Chapter XI.—Disease, Accident, Death, Cannibalism.

Chapter XII.—Rain-making, Thunder and Lightning-making.

Chapter XIII.—Ethno-Pornography.


These chapters fill 200 pages, and are followed by as many as 436 woodcuts illustrative of the text, and often coloured.

It is difficult to prefer one chapter to another of a work so modestly written, yet so crammed with carefully observed facts. But I think the chapters on language will be most attractive to most people. Of the manual or gesture language Mr. Roth gives as many as 213 diagrams, showing the position and movement of the hands in the communication of ideas. This "sign-language," he says in his Preface, "I first accidentally hit upon at Roxburgh Downs, on the Upper Georgina. I was out on horseback one day with some blacks, when one of the 'boys' riding by my side suddenly asked me to halt, as a mate of his in front was after some emus, consisting of a hen-bird and her young progeny.
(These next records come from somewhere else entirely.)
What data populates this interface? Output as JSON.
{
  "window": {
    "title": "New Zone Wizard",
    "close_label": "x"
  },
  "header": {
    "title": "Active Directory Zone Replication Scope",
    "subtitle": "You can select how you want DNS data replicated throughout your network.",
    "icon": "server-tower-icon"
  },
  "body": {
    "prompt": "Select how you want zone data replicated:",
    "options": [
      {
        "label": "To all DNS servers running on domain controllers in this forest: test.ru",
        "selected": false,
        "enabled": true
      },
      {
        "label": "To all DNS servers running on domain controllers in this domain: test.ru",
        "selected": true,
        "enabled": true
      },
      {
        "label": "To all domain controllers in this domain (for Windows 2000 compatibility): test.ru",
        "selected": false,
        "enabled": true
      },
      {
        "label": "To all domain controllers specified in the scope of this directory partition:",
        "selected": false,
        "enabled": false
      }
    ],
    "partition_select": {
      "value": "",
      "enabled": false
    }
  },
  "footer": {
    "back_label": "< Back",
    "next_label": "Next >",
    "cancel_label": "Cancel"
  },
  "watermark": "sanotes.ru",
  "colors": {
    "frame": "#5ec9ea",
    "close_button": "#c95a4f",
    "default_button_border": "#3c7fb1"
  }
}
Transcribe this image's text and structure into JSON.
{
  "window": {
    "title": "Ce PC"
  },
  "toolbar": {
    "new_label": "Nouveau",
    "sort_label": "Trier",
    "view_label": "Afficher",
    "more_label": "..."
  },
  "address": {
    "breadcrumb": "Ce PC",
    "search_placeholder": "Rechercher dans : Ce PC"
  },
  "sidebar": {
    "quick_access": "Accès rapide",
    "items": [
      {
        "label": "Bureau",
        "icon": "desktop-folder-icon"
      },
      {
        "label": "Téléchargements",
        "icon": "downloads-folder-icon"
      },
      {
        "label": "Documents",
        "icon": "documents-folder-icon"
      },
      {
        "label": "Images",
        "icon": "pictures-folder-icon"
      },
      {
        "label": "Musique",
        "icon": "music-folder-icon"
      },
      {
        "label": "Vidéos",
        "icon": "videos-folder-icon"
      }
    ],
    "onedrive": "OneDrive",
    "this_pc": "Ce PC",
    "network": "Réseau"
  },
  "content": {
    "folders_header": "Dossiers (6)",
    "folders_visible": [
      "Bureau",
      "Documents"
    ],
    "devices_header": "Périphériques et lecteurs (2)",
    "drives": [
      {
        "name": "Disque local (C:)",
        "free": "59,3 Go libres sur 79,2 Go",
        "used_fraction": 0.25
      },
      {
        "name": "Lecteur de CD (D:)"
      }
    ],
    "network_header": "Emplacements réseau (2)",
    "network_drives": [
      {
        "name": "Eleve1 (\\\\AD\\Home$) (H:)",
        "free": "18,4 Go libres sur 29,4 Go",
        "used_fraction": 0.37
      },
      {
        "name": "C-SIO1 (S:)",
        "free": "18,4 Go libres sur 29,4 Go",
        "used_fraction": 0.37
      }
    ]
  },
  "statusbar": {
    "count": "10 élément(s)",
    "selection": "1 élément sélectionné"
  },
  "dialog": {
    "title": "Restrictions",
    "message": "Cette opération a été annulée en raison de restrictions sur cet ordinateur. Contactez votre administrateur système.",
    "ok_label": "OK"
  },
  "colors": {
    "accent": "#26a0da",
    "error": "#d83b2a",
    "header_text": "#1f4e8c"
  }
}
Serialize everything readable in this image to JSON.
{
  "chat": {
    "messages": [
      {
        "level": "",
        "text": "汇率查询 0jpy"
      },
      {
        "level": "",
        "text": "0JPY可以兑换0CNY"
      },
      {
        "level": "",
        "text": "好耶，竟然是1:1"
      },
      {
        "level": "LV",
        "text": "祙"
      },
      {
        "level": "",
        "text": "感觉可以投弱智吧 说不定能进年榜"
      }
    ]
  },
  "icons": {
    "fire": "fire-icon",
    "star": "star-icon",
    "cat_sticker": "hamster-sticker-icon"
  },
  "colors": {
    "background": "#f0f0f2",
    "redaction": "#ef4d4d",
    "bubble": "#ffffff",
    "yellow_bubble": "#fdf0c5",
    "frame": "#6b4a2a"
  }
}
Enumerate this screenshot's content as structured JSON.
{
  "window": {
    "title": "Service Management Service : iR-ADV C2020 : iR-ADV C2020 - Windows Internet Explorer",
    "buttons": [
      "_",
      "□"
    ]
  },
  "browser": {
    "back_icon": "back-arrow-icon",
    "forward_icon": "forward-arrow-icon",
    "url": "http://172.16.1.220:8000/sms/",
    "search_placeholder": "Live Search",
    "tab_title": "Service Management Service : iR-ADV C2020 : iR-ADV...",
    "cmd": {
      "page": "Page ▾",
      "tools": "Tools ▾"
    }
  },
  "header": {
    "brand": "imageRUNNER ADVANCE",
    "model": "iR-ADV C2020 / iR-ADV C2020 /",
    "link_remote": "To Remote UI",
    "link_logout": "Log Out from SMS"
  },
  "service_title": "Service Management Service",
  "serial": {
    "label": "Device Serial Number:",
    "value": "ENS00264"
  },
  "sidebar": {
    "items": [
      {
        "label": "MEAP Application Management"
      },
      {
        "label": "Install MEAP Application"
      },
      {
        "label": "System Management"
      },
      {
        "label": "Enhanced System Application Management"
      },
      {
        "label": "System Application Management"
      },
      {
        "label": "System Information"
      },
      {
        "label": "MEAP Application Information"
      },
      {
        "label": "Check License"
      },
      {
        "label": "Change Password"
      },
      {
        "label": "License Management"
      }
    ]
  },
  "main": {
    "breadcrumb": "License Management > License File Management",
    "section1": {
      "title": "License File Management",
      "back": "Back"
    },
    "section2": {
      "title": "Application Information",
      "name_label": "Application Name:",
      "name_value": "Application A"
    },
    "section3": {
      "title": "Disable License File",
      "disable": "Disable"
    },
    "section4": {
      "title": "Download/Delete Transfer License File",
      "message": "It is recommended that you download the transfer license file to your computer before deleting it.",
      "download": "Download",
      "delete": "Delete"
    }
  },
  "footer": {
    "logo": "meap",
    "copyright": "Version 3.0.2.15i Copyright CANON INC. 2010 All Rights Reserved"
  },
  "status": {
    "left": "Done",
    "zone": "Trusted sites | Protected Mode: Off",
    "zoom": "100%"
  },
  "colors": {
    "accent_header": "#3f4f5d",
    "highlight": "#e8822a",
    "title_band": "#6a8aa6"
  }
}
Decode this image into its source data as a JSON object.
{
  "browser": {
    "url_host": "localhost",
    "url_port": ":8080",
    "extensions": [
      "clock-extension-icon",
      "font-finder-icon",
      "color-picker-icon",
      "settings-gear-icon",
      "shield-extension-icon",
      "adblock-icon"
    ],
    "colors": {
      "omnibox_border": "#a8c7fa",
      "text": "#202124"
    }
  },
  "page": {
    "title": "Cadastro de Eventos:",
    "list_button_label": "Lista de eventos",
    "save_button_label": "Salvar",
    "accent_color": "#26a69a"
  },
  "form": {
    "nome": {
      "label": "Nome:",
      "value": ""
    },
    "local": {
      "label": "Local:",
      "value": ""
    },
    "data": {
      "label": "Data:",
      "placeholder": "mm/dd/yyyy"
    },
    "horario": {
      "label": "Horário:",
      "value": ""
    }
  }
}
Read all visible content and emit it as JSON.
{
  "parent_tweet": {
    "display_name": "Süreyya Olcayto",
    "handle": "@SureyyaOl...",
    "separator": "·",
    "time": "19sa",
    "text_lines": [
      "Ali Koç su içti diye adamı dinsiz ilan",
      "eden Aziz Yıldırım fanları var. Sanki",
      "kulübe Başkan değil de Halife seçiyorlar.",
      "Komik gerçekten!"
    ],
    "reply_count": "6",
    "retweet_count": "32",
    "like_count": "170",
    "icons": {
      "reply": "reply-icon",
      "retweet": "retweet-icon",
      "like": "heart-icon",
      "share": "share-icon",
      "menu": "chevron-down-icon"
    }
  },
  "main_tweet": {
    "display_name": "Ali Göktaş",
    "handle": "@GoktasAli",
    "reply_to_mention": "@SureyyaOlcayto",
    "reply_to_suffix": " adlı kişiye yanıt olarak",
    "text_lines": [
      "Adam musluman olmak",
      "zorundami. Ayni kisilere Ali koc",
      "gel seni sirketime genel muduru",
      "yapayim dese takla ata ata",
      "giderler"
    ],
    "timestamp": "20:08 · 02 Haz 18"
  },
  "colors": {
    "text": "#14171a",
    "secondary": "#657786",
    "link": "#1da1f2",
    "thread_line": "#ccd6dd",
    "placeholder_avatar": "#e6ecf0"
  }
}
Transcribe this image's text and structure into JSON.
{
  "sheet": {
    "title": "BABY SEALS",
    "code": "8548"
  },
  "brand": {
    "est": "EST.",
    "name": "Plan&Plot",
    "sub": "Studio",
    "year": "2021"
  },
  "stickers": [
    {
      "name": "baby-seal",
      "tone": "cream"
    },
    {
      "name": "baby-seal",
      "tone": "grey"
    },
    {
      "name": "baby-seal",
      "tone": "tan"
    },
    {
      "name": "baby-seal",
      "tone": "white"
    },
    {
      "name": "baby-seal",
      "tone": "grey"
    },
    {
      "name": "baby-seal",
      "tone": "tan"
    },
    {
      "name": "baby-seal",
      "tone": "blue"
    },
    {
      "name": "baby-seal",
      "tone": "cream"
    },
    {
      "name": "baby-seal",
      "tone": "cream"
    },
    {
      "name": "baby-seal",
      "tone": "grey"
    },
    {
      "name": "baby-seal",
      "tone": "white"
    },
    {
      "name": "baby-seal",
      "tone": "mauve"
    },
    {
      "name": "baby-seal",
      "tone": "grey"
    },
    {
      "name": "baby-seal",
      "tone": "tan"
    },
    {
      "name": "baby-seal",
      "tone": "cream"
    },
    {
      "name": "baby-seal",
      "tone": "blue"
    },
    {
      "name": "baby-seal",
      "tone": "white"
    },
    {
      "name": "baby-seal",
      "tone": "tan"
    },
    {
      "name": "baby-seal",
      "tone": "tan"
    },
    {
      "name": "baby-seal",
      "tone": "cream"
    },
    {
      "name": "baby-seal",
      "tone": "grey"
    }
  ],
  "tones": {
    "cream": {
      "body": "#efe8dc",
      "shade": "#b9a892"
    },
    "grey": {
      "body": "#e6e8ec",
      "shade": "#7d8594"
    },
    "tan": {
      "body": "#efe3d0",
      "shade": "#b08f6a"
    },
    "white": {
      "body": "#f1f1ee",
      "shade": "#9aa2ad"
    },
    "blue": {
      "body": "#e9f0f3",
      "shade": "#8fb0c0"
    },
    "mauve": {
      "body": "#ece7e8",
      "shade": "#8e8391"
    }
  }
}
As there had been, apparently to me, no communication whatever between the boy in front and the one close to me, separated as they were by a distance of quite 150 yards, I naturally concluded that my informant was uttering a falsehood, and told him so in pretty plain terms, with the result that, after certain mutual recriminations, he explained on his hands how he had received the information; the statement to be shortly after confirmed by the arrival of the lad himself with the dead bird and some of her young in question."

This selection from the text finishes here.